El reloj del pasillo, un viejo artefacto de péndulo con números romanos, dio las tres y tres con una cadencia irregular, casi doliente. Cada golpe expandió un eco húmedo por la madera de la mansión, como si el tiempo mismo se mojara en la lluvia. Entonces lo oyó: un roce, casi un aliento, justo detrás de su ventana.
Se incorporó despacio. El dosel de la cama tejía sombras en el techo; la cortina, pesada, se movía por un soplo invisible. Cuando apartó la tela, una brisa helada le cortó las mejillas. El vidrio estaba empañado por dentro y por fuera, como si dos mundos respiraran a la vez.
Con la yema del dedo, Ariadna dibujó un círculo en el vaho. Más allá, la noche era una sábana de tinta. Y allí —imposible confundirlo—, el jardín respiraba. No era una ilusión: las rosas se mecían con una lentitud deliberada, las enredaderas se recogían y volvían a estirarse como dedos flacos, y las estatuas parecían humedecerse, brillando con un lustre gris que no era lluvia ni rocío. El susurro volvió, apenas un hilo:
—Ariadna.
Se le erizó la nuca.

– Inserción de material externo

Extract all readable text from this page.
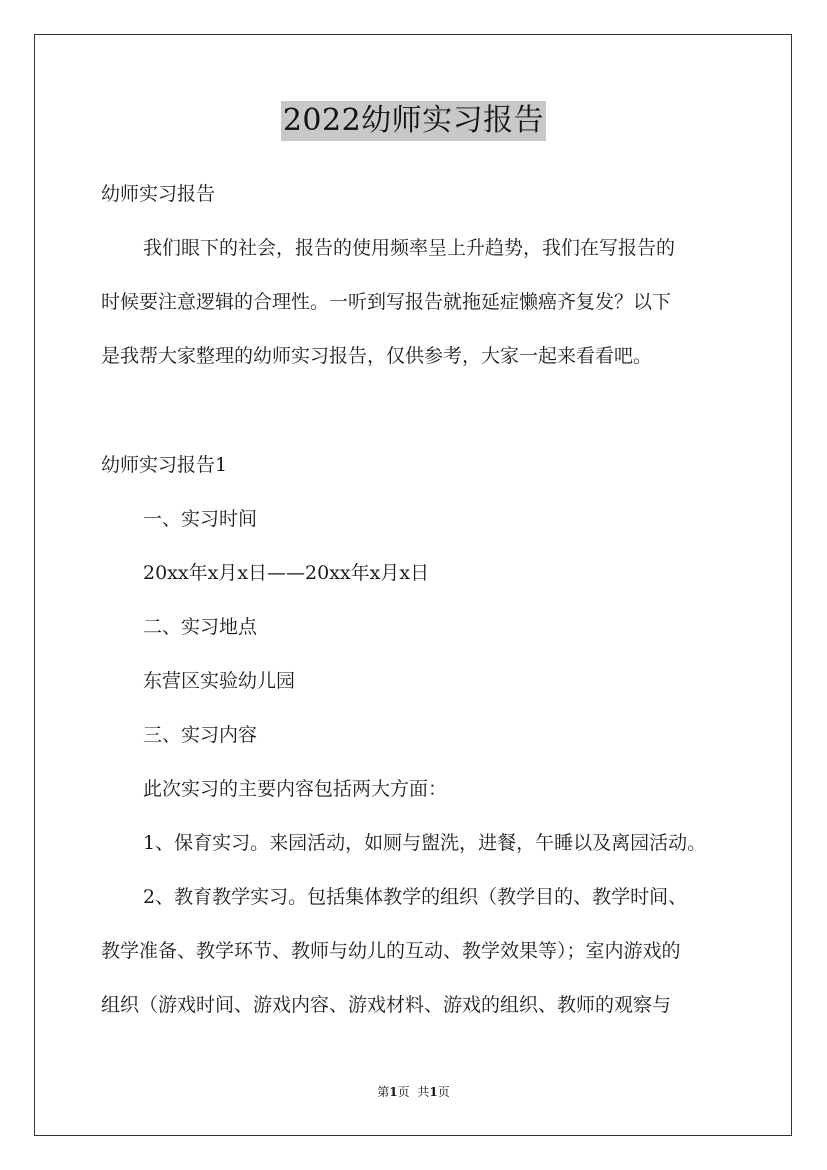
2022幼师实习报告
幼师实习报告
我们眼下的社会，报告的使用频率呈上升趋势，我们在写报告的
时候要注意逻辑的合理性。一听到写报告就拖延症懒癌齐复发？以下
是我帮大家整理的幼师实习报告，仅供参考，大家一起来看看吧。
幼师实习报告1
一、实习时间
20xx年x月x日——20xx年x月x日
二、实习地点
东营区实验幼儿园
三、实习内容
此次实习的主要内容包括两大方面：
1、保育实习。来园活动，如厕与盥洗，进餐，午睡以及离园活动。
2、教育教学实习。包括集体教学的组织（教学目的、教学时间、
教学准备、教学环节、教师与幼儿的互动、教学效果等）；室内游戏的
组织（游戏时间、游戏内容、游戏材料、游戏的组织、教师的观察与
第1页 共1页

No era la voz grave de Lucien, ni la de un alma en pena. Era… la suya. Su propia voz, repetida con un timbre ajeno, pronunciando su nombre con una ternura que nunca se había permitido. Retrocedió, tropezó con la pata del tocador y apoyó la mano sobre el mármol. El jarrón con la rosa negra vibró levemente.
—Basta —se dijo en voz baja—. Es la tormenta, nada más.
Pero el jardín seguía respirando. Y ella también, cada vez más rápido, como si el ritmo de su pecho buscara acompasarse con ese aliento vegetal. Entonces lo decidió: salir. No por valentía. Por rabia. Por el insulto íntimo de sentir que algo un jardín, una casa, un apellido pretendía dictarle su pulso.
Se calzó las botas, se envolvió en la capa y, sin encender la lámpara, abrió la puerta. El pasillo estaba vacío. Encendió una vela en el candelabro de pared; su fuego naciente talló una hebra dorada en la penumbra. Caminó descalza sobre la alfombra hasta la escalera. A mitad de tramo, la vela titiló. Un aire frío subía de la planta baja, salado como si el mar hubiese entrado por las ventanas.
No hay mar, pensó. La mansión inventa uno cuando quiere.
La idea la hizo sonreír, apenas. Sentirse capaz de nombrar el capricho de la casa le devolvía un gramo de control. En el rellano se detuvo. A la derecha, el corredor hacia la galería de los espejos: prohibida. A la izquierda, el vestíbulo y las puertas de cristal que daban al jardín: permitidas solo “con permiso”. Recordó la frase de Lucien:
Hay puertas que, una vez abiertas, no vuelven a cerrarse.
Una parte de ella la dócil, la que todavía olía a casa pobre y jabón barato quiso obedecer. La otra, la que aprendía deprisa a sobrevivir a Valmont, giró la vela hacia la derecha.
El primer espejo devolvió su figura más alta de lo real, con el cuello más largo y los ojos más hundidos. El segundo la empequeñeció, niña otra vez, con la boca mordida de miedo. En el tercero, su rostro estaba nítido, pero detrás de ella, no en el pasillo real, sino solo en el espejo, había una sombra. No era forma humana. Era como la silueta de un rosal erguida sobre dos piernas, tallos por costillas, espinas por dientes. Parpadeó. La sombra no desapareció: la saludó, inclinando levemente lo que podría ser su cabeza. Ariadna siguió caminando; el espejo se quedó atrás, pero el escalofrío la alcanzó en la espalda.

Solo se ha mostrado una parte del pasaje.